Baldwin: Ich möchte nur einen wichtigen Punkt klären: Bei der Erörterung der Mängel in Russlands nuklearem Früherkennungssystem beziehen Sie sich oft auf Informationen, die Ihnen in den 1990er Jahren bekannt wurden. Können Sie bestätigen, dass es aktuelle Daten gibt, die darauf hindeuten, dass dieser Mangel – das Fehlen eines geosynchronen globalen Satellitenfrühwarnsystems – von Russland bis 2024 nicht behoben worden ist? Woher stammen diese Daten?
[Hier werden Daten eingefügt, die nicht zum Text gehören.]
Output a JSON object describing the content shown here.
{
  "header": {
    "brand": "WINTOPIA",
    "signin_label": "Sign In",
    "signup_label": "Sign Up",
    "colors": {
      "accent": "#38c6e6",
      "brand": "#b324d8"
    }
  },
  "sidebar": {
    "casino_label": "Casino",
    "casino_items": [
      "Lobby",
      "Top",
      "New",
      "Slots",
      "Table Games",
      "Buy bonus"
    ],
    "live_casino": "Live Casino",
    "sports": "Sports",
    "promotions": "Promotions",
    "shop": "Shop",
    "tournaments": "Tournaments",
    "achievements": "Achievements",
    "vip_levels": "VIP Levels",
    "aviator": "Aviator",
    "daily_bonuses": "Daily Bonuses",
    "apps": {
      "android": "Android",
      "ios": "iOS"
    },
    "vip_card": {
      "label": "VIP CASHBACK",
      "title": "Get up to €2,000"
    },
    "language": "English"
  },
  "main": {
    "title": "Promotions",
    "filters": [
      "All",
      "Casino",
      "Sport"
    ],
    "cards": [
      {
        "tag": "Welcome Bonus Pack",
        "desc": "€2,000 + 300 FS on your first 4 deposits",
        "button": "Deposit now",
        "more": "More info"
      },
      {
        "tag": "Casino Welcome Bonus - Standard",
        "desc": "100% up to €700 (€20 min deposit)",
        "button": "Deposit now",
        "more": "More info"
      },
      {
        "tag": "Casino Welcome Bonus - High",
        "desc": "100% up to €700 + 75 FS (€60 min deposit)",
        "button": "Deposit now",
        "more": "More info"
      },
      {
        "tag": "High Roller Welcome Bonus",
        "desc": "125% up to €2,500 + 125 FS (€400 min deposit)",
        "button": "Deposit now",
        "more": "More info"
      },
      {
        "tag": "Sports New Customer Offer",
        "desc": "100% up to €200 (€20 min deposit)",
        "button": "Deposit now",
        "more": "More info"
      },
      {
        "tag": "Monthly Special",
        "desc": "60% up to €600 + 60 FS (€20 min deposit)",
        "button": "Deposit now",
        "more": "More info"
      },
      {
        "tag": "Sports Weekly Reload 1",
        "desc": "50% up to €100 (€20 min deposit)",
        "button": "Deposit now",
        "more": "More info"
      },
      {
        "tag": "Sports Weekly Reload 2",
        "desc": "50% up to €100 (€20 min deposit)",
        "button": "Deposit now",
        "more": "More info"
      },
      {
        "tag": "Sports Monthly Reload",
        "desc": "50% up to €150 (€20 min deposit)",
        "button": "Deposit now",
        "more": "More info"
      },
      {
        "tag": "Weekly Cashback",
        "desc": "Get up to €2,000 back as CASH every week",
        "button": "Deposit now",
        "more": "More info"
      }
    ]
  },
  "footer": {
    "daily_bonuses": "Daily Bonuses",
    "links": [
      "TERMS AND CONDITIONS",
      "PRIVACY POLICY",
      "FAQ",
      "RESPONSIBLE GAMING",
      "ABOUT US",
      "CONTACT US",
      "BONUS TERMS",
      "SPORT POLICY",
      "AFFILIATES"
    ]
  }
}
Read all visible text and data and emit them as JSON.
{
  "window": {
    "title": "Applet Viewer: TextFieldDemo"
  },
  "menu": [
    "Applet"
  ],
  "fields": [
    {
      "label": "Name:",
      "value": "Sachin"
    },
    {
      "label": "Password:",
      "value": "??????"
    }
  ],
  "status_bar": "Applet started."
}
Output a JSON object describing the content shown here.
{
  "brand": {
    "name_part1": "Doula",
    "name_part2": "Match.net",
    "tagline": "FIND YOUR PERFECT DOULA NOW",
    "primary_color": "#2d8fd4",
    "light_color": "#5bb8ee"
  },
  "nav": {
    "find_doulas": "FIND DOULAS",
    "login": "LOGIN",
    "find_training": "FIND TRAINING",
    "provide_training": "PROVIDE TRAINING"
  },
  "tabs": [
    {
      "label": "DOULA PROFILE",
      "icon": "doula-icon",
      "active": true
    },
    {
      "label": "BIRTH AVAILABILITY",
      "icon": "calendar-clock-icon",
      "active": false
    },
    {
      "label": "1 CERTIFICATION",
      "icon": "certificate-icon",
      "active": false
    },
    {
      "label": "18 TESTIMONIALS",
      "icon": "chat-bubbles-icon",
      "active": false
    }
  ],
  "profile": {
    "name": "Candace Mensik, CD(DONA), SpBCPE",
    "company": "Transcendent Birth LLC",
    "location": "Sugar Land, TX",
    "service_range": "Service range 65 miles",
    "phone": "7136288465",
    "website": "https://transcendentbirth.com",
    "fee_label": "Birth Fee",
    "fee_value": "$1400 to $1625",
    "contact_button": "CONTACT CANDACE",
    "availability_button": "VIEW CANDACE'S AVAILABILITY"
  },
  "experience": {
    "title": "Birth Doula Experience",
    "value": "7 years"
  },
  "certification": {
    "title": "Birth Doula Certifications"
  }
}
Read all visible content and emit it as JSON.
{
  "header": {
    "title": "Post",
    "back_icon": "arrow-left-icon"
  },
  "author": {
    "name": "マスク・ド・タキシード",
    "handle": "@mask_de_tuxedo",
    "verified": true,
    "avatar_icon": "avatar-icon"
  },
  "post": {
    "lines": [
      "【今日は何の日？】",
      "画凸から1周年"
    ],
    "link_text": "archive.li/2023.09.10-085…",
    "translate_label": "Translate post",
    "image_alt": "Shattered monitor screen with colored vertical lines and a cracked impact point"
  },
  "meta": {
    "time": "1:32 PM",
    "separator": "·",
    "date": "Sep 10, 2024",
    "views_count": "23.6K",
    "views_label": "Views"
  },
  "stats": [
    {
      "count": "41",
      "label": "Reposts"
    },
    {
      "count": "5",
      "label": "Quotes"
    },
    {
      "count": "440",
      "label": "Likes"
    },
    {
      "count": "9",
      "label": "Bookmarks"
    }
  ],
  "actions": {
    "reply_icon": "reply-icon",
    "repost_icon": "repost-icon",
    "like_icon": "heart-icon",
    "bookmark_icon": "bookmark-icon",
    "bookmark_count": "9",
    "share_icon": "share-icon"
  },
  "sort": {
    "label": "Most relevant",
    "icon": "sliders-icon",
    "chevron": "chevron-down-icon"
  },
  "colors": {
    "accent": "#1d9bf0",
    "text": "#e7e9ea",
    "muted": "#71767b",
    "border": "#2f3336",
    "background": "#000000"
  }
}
Postol: Die Antwort auf Ihre Frage ist einfach. Das Nordamerikanische Kommando zur Luft- und Raumfahrtverteidigung (NORAD) veröffentlicht Orbitaldaten zu allen Satelliten, die sich in der Umlaufbahn befinden. Diese Daten werden in der Regel in Form von „Two Line Elements“ veröffentlicht, die alle Parameter enthalten, die erforderlich sind, um die Umlaufbahnen von Satelliten zu jedem Zeitpunkt zu rekonstruieren.

Da Satelliten von ihren Orbitalpositionen abweichen können, veröffentlicht NORAD an regelmäßigen Arbeitstagen (nicht an Wochenenden) überarbeitete Zweilinienelemente für jeden Satelliten in seinem Katalog. Um die Umlaufbahnen eines bestimmten Satelliten zu analysieren, benötigt man daher im Prinzip nur die NORAD-Zweilinienelemente für diesen Satelliten.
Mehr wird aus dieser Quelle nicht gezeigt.